Tu réclamais le Soir ; il descend ; le voici :
Une atmosphère obscure enveloppe la ville,
Aux uns portant la paix, aux autres le souci.
Baudelaire - Recueillement


Vert bouteille ou bleu canard ? Telle était la question existentielle qui agitait l'esprit d'Ernestine Belmont à l'heure de pointe de la fin d'après-midi, alors que la boutique n'arrêtait pas de se remplir. Oublier les autres humains, ne pas se mettre à hurler quand un gros lui écrasait le pied, faire abstraction des odeurs, se concentrer pour deviner, à partir d'indices somme toute très maigres sur les goûts de Mademoiselle d'Aragon, la couleur de tissu qui lui plairait le plus, tout ceci demandait à la jeune fille des efforts colossaux. Elle ne s'en sortait pourtant pas si mal, le pour et le contre du bleu canard étaient pesés avec une certaine concentration et une apparence de sérénité qui n'était pas loin d'être convaincante. Elle semblait presque avoir oublié qu'elle avait peur, qu'elle détestait Paris et qu'on meurt tous à la fin. Il y avait de réels progrès. Bientôt elle parviendrait peut-être même à dormir sans veilleuse et à s'écarter lentement des scarabées sans avoir besoin de hurler en fuyant à toutes jambes. Pas tout de suite bien sûr, mais dans cinq ou dix ans, qui sait ?

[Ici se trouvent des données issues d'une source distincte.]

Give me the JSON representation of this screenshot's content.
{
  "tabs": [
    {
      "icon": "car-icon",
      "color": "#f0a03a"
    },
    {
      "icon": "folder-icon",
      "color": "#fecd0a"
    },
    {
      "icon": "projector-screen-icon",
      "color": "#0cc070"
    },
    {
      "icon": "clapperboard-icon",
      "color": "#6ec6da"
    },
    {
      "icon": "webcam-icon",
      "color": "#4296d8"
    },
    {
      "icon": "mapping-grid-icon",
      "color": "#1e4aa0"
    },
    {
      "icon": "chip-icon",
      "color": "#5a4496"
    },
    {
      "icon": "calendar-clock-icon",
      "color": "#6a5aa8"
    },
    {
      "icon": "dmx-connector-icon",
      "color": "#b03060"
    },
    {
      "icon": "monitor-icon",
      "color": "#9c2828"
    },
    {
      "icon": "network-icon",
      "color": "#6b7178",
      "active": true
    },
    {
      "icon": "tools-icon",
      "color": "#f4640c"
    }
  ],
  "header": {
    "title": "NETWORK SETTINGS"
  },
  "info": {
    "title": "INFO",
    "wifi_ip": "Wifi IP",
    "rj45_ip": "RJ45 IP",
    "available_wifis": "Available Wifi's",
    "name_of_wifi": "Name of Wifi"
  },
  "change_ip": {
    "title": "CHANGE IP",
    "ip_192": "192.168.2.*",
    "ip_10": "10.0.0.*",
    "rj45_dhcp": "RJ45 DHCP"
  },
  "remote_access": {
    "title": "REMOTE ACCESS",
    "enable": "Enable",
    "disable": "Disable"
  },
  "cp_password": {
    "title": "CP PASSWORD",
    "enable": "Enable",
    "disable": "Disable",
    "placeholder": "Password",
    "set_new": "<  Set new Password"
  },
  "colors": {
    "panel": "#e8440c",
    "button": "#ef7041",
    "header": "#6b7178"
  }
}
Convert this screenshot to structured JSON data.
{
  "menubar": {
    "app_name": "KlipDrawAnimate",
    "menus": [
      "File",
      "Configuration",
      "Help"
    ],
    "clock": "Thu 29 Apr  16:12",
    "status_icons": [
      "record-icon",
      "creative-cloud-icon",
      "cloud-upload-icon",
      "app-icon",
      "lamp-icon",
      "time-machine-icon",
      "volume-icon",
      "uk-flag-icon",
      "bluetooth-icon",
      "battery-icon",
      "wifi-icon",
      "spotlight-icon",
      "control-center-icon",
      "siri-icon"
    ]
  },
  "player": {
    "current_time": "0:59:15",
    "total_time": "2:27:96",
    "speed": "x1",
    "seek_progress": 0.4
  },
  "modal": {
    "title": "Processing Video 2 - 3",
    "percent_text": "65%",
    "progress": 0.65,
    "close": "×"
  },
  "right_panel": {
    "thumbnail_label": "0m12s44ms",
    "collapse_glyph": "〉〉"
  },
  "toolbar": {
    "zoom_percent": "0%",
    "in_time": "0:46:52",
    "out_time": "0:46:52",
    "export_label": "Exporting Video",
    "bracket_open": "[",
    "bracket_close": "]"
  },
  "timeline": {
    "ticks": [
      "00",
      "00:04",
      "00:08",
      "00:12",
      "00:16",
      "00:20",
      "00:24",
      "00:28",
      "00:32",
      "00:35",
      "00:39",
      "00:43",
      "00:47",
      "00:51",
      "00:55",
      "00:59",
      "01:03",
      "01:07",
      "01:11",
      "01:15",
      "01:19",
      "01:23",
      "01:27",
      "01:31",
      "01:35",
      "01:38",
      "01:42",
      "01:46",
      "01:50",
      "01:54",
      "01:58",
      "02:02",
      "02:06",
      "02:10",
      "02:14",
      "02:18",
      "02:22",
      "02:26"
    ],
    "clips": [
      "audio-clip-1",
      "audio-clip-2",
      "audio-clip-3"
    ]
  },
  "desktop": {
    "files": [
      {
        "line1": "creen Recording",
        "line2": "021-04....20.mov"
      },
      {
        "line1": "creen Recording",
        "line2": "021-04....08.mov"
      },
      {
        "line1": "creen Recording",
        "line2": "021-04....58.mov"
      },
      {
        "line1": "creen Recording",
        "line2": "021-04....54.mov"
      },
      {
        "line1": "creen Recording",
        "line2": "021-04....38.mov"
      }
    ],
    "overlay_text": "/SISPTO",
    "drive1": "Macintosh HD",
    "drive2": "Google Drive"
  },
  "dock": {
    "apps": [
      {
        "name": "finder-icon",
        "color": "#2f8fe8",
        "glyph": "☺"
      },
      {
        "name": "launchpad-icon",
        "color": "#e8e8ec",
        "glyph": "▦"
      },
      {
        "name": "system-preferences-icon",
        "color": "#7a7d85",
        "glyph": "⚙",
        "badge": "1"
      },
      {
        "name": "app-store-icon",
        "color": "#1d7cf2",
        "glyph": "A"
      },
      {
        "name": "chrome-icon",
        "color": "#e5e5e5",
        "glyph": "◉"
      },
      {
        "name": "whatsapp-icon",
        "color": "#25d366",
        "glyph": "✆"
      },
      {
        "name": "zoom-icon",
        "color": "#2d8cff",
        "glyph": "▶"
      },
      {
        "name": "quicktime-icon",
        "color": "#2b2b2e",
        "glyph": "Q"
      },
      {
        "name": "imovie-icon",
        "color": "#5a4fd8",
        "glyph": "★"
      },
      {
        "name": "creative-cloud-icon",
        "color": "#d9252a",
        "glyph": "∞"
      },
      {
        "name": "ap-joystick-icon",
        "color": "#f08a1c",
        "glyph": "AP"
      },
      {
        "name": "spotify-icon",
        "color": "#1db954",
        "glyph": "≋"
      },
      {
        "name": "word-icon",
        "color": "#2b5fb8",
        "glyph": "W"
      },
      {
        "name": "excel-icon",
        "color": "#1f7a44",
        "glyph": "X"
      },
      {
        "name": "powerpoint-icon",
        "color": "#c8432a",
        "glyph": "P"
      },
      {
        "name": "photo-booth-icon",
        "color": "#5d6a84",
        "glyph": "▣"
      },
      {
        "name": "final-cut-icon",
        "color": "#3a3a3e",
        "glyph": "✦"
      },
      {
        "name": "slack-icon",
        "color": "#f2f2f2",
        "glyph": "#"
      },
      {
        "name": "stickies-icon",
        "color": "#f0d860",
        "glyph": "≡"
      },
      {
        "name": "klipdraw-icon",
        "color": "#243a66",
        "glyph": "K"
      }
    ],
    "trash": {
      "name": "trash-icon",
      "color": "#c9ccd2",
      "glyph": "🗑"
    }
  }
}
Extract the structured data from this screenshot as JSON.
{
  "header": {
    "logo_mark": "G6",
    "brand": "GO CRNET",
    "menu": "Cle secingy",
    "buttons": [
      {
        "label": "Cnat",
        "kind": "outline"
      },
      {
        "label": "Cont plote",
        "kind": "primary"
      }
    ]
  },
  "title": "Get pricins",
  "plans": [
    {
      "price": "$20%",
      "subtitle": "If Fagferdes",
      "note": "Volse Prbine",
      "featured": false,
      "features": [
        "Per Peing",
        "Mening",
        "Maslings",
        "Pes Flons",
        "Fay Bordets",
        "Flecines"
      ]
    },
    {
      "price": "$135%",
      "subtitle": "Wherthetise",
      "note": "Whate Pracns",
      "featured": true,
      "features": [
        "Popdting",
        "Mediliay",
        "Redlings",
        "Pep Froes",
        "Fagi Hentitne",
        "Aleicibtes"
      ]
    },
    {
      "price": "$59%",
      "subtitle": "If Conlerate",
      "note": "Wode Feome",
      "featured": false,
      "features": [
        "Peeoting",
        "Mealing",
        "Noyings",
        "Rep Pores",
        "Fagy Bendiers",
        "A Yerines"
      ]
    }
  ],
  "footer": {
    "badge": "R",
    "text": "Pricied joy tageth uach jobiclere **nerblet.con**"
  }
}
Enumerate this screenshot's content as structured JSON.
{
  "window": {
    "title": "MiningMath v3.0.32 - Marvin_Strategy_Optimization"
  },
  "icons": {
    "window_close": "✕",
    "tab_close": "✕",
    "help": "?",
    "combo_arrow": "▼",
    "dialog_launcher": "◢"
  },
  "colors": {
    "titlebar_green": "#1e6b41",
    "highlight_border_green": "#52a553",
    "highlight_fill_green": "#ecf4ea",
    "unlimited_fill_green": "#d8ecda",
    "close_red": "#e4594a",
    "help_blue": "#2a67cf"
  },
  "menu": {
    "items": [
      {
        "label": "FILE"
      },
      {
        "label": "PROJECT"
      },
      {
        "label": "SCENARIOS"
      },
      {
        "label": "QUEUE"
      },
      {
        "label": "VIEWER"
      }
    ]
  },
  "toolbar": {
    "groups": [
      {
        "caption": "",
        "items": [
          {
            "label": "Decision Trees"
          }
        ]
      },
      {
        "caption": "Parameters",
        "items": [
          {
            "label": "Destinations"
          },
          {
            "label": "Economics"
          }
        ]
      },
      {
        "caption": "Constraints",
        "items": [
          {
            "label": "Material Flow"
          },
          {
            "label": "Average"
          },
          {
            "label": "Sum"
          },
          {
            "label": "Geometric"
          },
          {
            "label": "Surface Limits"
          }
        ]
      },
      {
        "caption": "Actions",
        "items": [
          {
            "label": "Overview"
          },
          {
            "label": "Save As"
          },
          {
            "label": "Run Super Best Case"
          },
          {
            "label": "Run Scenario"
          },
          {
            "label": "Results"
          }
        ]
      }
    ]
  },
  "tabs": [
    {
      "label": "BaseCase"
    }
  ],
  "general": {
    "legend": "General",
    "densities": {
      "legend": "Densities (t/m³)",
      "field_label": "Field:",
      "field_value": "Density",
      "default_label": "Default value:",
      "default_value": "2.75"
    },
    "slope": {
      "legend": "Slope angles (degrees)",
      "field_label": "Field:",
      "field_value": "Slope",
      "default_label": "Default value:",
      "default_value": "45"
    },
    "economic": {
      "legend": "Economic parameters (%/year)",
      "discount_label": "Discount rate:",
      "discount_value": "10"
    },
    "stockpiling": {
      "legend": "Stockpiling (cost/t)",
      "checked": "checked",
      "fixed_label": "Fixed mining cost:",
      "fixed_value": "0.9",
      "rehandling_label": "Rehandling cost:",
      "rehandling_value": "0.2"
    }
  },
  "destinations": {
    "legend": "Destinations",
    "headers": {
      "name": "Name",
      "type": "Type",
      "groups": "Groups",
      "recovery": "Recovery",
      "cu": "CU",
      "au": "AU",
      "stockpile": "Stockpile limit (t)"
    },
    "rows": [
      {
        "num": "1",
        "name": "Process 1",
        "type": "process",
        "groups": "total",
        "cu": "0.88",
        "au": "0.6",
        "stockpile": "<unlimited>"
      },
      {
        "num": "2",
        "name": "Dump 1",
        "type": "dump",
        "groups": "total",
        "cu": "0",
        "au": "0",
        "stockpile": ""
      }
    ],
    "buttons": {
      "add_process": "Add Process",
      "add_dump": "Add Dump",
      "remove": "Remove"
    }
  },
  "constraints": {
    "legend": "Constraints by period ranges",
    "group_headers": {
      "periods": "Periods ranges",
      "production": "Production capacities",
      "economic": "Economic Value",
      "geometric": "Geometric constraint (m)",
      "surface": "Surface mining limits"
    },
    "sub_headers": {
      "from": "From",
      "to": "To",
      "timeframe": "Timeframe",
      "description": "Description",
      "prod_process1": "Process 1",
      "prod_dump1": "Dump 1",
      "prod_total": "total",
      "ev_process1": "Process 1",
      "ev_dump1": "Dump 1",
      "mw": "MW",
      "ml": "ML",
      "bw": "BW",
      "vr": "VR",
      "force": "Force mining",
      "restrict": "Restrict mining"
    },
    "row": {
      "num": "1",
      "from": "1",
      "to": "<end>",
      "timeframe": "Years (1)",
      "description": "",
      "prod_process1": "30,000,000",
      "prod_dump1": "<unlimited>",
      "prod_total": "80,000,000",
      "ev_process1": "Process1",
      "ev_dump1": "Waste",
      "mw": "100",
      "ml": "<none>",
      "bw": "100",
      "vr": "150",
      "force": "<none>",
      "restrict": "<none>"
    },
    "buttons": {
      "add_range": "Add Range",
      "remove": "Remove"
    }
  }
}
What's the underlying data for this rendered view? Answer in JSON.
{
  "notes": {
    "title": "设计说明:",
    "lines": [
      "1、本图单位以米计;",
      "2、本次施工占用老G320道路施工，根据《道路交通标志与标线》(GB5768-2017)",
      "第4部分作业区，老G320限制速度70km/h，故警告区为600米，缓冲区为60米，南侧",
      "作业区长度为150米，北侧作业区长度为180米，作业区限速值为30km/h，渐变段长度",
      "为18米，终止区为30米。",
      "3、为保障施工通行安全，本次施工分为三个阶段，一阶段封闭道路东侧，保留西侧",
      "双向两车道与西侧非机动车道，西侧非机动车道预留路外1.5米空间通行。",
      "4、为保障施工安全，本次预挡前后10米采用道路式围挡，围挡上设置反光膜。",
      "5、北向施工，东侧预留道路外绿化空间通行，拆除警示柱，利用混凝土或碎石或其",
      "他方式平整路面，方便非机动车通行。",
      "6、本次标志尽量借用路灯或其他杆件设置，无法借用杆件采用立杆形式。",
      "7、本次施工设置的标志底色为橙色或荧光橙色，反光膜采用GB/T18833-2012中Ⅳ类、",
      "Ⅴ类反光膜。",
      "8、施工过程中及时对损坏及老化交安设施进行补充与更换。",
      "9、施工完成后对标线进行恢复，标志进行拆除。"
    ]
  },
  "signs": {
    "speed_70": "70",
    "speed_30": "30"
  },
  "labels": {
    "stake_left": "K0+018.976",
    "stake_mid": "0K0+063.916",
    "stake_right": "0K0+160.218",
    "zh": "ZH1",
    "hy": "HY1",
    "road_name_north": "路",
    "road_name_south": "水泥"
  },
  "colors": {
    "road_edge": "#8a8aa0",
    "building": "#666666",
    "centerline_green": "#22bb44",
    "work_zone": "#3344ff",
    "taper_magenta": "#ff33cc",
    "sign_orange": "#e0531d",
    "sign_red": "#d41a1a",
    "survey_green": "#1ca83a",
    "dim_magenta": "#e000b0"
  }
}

Seulement pour évaluer les progrès des prochaines années, encore faudrait-il qu'Ernestine les vive, ces prochaines années. Et ce projet-là, pour lequel elle avait commencé à nourrir un certain espoir, certes prudent et raisonnable mais un espoir tout de même, s'avère soudain fortement compromis par une pression au bas de son dos et une voix masculine menaçante. La petite blonde déteste qu'on l'approche, encore plus qu'on la touche. Pourtant, bizarrement, c'est maintenant le cadet de ses soucis et les billes vertes restent rivées sur le tissu qui paraissait très doux sous ses doigts il y a deux secondes et qui est devenu étonnamment irritant. Sa paume posée dessus est terriblement moite, elle est en train de mettre du jus de paume sur le tissu et elle va ruiner le bleu paon qui aurait tellement plu à sa maîtresse. Il faudrait qu'elle s'excuse et qu'elle l'achète, mais on se doute bien qu'elle n'en aura pas le loisir. Comme elle a oublié de naître idiote, le programme des prochaines minutes, voire des prochaines heures, lui défile à présent sous les yeux en haute définition. Si on l'autorisait à sortir de sa besace un vélin, elle arriverait même à nous l'écrire et à spoiler toute la suite. Il y aura des pas pressés avec la dague dissimulée dans son dos, puis une venelle peu engageante et déserte, des jupons relevés, une maladive envie de dégobiller, et à la fin la mort. Terminer comme ça a commencé.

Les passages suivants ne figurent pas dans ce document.